One set of interviews occurred in the neighborhood of Bush administration critic Joseph Wilson, whose wife Valerie Plame was revealed as an undercover CIA officer. Roberts reports that investigators talked to Plame's neighbors, including Marc Lefkowitz who was interviewed Monday night.

"They said, 'Did you know Valerie Plame's identity?' and I said, 'No,'" Lefkowitz said.

Two lawyers familiar with the activities said the interviews involved basic fact-checking and did not appear to plow new ground.

Fitzgerald may want to establish that Plame had carefully protected her CIA identity, part of the process of determining whether the disclosure of her name amounted to a crime.

Adding to the administration's discomfort, Vice President Dick Cheney is now alleged to be a player in this case, reports CBS News senior White House correspondent Bill Plante.

According to some who have testified, Libby told the grand jury that he first learned Plame's name from reporters. But it was the vice president, according to a New York Times report, who mentioned Plame's CIA connection to Libby on June 12, 2003, a month before her name became public.

The name of Rove, the president's most powerful adviser, is also in the mix of top officials who may be slapped by the grand jury. The Los Angeles Times reports that prosecutors questioned a former West Wing colleague of Rove's about contacts he had with reporters leading up to the leak.

If such officials as Rove or Libby are named by the grand jury, President Bush will need to get replacements quickly,

said on The Early Show.

"Historically there have been a lot of turnovers in the White House.
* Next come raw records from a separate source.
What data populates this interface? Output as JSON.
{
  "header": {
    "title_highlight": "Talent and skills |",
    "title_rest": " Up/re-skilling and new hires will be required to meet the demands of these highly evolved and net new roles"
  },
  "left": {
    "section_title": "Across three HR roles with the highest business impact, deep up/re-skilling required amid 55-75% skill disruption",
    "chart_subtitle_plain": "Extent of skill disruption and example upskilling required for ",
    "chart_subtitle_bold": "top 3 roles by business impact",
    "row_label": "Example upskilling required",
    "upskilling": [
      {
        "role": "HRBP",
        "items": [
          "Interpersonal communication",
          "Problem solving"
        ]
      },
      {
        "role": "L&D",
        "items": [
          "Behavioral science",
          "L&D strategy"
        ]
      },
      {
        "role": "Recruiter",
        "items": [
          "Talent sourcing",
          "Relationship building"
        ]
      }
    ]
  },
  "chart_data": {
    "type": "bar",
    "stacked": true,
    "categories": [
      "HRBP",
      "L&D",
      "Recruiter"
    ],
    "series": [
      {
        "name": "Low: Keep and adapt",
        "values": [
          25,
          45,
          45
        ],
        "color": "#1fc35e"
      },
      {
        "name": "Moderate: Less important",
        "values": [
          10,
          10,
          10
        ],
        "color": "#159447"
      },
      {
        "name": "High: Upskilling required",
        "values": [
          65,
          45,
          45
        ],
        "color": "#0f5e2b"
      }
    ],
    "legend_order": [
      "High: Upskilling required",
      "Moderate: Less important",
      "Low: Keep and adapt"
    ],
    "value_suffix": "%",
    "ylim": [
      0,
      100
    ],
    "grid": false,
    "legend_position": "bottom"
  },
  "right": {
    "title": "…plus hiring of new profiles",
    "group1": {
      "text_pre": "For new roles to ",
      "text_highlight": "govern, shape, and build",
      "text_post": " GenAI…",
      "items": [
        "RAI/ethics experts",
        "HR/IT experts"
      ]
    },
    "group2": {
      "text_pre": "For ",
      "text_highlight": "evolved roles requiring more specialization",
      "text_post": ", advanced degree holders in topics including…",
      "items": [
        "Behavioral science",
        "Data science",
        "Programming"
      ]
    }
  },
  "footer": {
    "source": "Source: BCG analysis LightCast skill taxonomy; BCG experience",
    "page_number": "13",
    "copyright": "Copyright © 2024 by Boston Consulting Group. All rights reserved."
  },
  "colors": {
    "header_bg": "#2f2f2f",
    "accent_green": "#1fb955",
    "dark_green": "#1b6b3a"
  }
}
This one hasn't had many," Rollins said.

Columnist Robert Novak disclosed Plame's name on July 14, 2003, eight days after Wilson said publicly that the Bush administration had twisted intelligence to justify the invasion of Iraq.

The timing of Wilson's criticism was devastating for the Bush White House, which was struggling to come to grips with the fact that no weapons of mass destruction had been found in Iraq.

President Bush's claim that Saddam Hussein had weapons of mass destruction was the administration's main argument for going to war.